The New Dealers (in the Bretton-Woods negotiations) understood that there’s no point castigating someone for being in deficit when you’re in surplus. The Marshall Plan was created by pragmatic Americans deciding to give Europe the money to buy their suff. It was a financial recycling mechanism: I give you my surplus so you can buy my exports. For this thinking to take place you need an elite that thinks globally, which America had. But the Germans do not want to rule the world, they don’t want to lead. They were burnt by the two world wars.
‘Europe’ is not a European design. It’s an American design. In 1945 there was a plan to deindustrialise German factories – but at some stage, after destroying some 700, the Americans stopped destroying them. America realised it needed a strong, industrialised Germany and a united Europe. The ‘Speech of Hope‘ by Secretary Byrnes in Stuttgart in 1946 wiped out the German debt (part of which was owed to Greece). This was a problem for France, which didn’t want to alter the original agreement to deindustrialise Germany. So Washington made a deal with France: Germany could be the factory of Europe but France could run Europe. Hence the OECD (Organisation for Economic Co-operation and Development) is based in Paris. Hence French Christine Lagarde heads the IMF today. The French are good at producing good administrators. The Germans are not good at that, they are good at producing engineers. During those early postwar years America effectively oversaw the unification of Europe, which began as an industrial cartel, as its first name indicates: the European Coal and Steel Community. Cartels fix prices. Like OPEC. This is how Europe began, as an American-run cartel. This is the birth of the European Union.

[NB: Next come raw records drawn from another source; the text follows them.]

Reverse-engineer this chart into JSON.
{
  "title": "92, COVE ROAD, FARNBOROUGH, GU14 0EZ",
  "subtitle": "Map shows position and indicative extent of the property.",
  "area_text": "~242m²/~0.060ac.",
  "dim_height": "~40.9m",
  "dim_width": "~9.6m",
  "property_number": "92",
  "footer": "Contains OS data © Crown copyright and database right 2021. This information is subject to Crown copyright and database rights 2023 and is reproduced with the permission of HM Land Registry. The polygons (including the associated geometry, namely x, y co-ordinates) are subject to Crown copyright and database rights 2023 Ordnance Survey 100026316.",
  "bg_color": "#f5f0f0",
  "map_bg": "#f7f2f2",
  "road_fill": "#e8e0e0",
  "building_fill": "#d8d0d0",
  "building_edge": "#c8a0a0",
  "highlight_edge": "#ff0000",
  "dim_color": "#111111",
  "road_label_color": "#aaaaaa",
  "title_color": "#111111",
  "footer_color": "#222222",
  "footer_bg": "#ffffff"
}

With the ‘Nixon shock‘ of 1971 (notably his ending of the direct convertibility of the US Dollar to gold) Europe became an orphan – or, actually, America’s bastard. Europe was floating free. It was a disaster. The Deutschmark went through the roof. This led to an attempt to fix exchange rates in Europe.
Leading up to the global financial crisis, from 2001 to 2008 global income rose from the equivalent of 50 to 70. At the same time the paper economy (composed of the derivatives and other complex financial instruments that would scupper the global economy) rose from 70 to 788. Planet earth is simply not big enough to contain this overshoot – so the global economy collapsed.
Yanis said the response to this crisis – central banks printing money – was like giving cortisone to a cancer patient: it improves quality of life while the tumour does its dirty work underneath. He said 2016 will be the equivalent of the 1930s. The collapse has been slow in coming but it will come.
Varoufakis said he felt proud to be European last September when Angela Merkel welcomed refugees into Germany. It was a moment of solidarity between Germany and Greece, who both welcomed Syrian refugees. But after being lambasted by her own government and people Merkel allowed the Austrian government to start closing borders.
‘We don’t have a European Union any more,’ Varoufakis said. His next remark received spontaneous applause and a standing ovation from many in the audience: ‘The European Union is bribing the autocratic leader of Turkey to allow Europe to violate international treaties.’